Associate of Science (2-year A.S.) degree here, Math major, so I have a bit of bias here.
I agree with much of the above, in particular:
– Yes, Stat is a Must in Any Field of Science these days, including “Soft Sciences”.
– You may find a bit of calculus sporadically useful here and there, but you will never likely really “need” it.
– That said, though, I agree that a little calculus knowledge will really help you to understand how Life, The Universe, And Everything really works. Rates of fluid flow across a membrane. Rates of heat flow across boundaries. Interest rates, like if your investment account is compounded “continuously”. Anywhere there is a “rate” of anything, you will understand what is going on, with calculus, in a way that you never did before. You may get your formulas right out of the books, but you will then have an idea what is “really” going on with them.
njtt: “It is also involved in understanding reaction rates and changes of those rates. Really, the way biochemical processes pan out depends on the differing rates of different reactions under various, and sometimes continuously changing, conditions.”
Blake: “However i wouldn’t say that calculus is utterly worthless. I have used analytical packages where an understanding of the concepts of calculus were important.
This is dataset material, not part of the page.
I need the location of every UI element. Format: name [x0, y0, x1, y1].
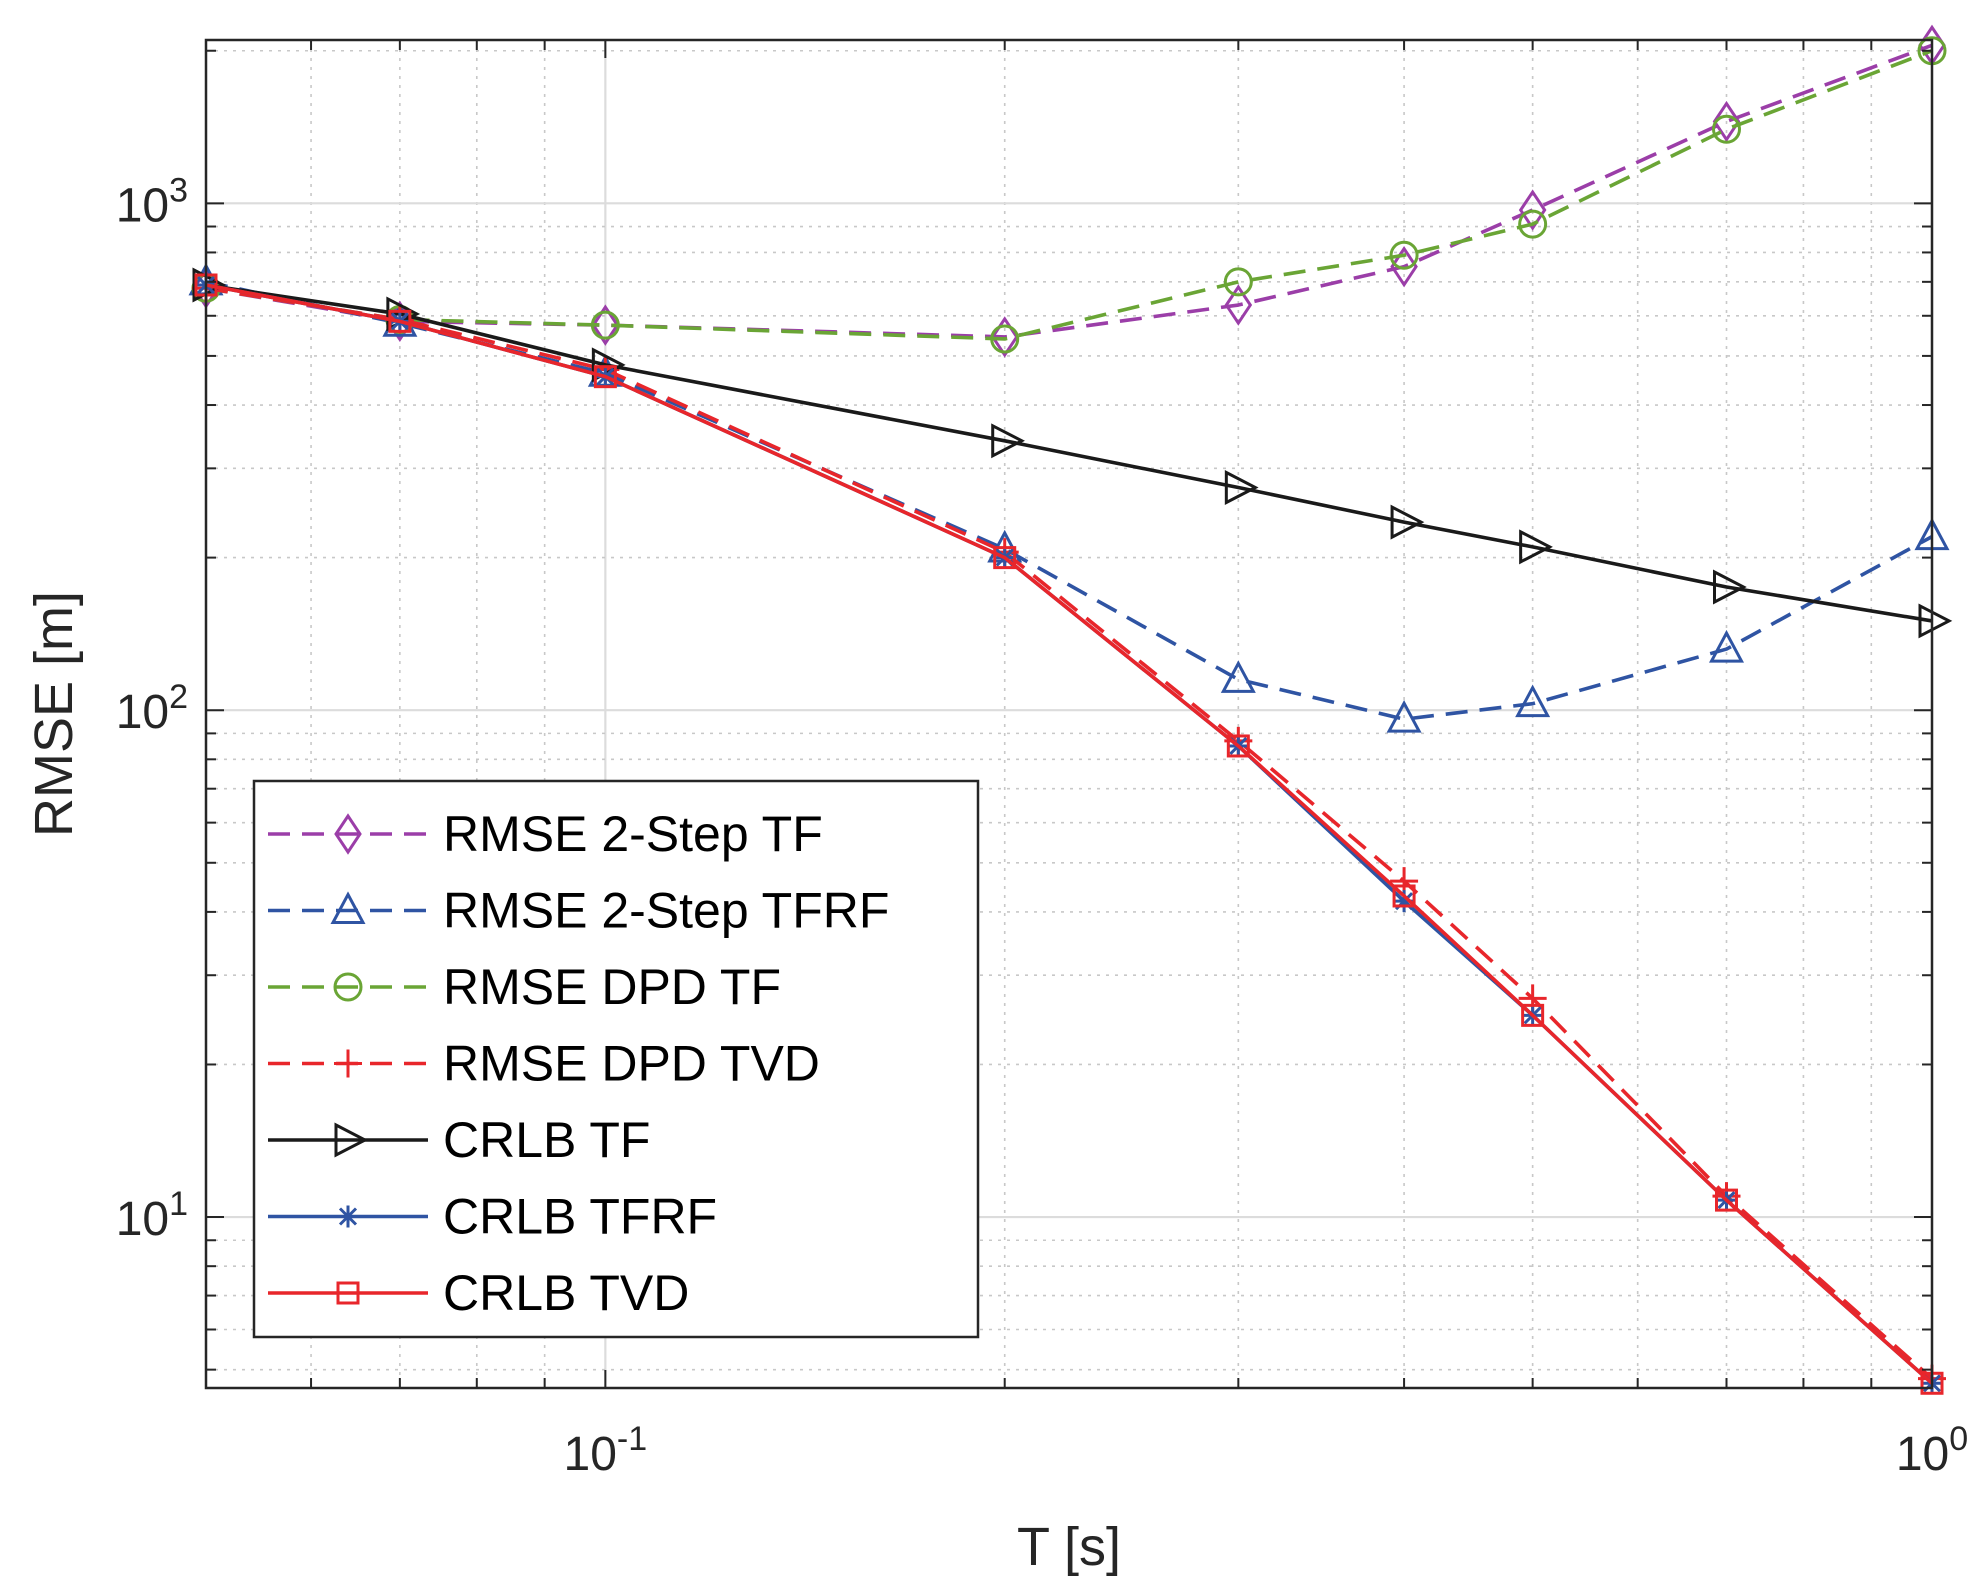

I have needed to at least understand rates of change, the theory behind area under the curve and so forth in order to be able to select the correct analysis to run.”
johnpost: "lab work can involve calculus. lots of different results involve the use of derivatives or integrals. "
IvoryTowerDenizen: "Yes. In grad school I needed to integrate under curves, which were traces that were collected from an NMR. I had to find the area. "
My anecdote: I worked as a low-level assistant with a dolphin research project once. They did field studies of humpback whales too. They took sightings of whales in various bays in the Pacific Northwest, and sightings of vessels. With all those coordinates (including the time of each sighting), we wanted to answer this question: What was the closest distance that any whale came to whatever vessel was nearby? Of course, we would have a computer program to take that data and do the actual computations.
My job was to design and write that computer program.
I didn’t know calculus at the time, except for tidbits I had picked up. But I saw here a minimization problem, where you want to find the smallest value that occurs. (Smallest, here, meaning find the smallest distance.) And I knew that calculus concerns itself with solving just such problems.
So I enrolled in the local community college and took the first semester calculus class. At the end of the class, I knew how to solve that problem.
Did it really require calculus? Turns out, it didn’t. The necessary formula (which I had to develop myself) turned out, after much algebraic wrangling, to be the equation of a simple parabola – which any one-year algebra student can minimize. But I needed that semester of calculus to understand the problem to begin with and to know how to develop that formula from the kind of data we had. Only after doing all that, did it then turn out to be fairly simple after all.